Department of Music to Celebrate Works of Franz Schubert

Author: Alex Kilpatrick

Franz Schubert

The University of Notre Dame’s Department of Music will celebrate Franz Schubert’s 215th birthday on Friday, February 3, with an afternoon of music by the famed Austrian composer.

The event, called Schubertiade, will take place from 12:30 to 5 p.m. in the O’Shaughnessy Great Hall and features performances from faculty and students, as well as readings chosen by J.W. Van Gorkom Professor of Music Susan Youens, an expert on Schubert’s work.

The Schubertiade is an open house, and audience members are welcome to come and go as they are able, says Stephen Lancaster, assistant teaching professor in the Department of Music.

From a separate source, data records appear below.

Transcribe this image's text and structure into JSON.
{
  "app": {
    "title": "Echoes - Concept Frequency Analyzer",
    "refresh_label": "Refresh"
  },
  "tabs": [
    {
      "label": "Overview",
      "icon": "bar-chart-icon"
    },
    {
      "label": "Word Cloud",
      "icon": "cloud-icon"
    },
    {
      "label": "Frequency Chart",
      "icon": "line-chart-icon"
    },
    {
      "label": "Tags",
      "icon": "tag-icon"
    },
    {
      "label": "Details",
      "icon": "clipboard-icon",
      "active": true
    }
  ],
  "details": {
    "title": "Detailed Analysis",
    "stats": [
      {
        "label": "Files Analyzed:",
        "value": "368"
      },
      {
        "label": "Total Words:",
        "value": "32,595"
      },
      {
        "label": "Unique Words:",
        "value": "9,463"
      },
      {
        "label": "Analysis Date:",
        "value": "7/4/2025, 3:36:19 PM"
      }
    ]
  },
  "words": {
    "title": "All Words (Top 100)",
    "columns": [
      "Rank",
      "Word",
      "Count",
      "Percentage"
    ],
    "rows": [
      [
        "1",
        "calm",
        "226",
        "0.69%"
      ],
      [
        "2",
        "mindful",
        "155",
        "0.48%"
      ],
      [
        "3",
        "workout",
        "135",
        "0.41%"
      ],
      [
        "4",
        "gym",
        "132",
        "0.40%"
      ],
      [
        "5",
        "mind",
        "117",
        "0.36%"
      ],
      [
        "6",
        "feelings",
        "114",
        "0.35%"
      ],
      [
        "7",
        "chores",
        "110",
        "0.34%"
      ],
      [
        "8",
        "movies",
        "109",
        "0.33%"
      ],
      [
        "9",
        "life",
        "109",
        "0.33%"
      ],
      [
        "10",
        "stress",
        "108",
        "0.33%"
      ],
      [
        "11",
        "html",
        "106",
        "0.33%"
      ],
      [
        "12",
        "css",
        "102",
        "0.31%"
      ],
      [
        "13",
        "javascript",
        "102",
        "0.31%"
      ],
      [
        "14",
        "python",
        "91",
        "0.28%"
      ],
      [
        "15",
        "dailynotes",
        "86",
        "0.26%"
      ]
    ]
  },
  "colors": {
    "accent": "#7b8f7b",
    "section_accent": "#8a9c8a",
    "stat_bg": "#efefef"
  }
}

“One of the purposes of the event,” Lancaster says, “is to bring music out of the concert hall and into the public thoroughfare to be enjoyed by passersby, as well as those who want to stop and take some moments to listen and hopefully be transported from the daily grind.”

The Department of Music offered a similar concert in January 2011 commemorating the 255th birthday of Wolfgang Amadeus Mozart.

“Schubert’s birth date, January 31, is near the same time as our Mozart Marathon of last year,” says Professor of Music Georgine Resick, “so we decided to vary the proceedings a bit and give our students the opportunity to branch out into different repertoire.”

Schubert composed more than 600 Lieder, or German art songs, and nine symphonies during his short lifetime. He died at the young age of 31 but had a wide posthumous impact, influencing the music of Franz Liszt, Robert Schumann, Johannes Brahms, and Felix Mendelssohn.

“Our Schubertiade repertoire will include two movements from the Rosamunde string quartet,” Resick says, “a movement from Schubert’s Arpeggione Sonata, the complete song cycle Die Winterreise, excerpts from piano sonatas, the entire song collection Schwanengesang presented by the Notre Dame Workshop, and performances of some of Schubert’s more than 600 songs, including choral arrangements presented by the University Chorale and the Glee Club.”

Cookies, coffee, and hot chocolate will also be served at the event, which is free and open to the public.

“People can expect to hear some of the most memorable art songs ever written, as well as beautiful instrumental music, in a relaxed and close environment,” Lancaster says.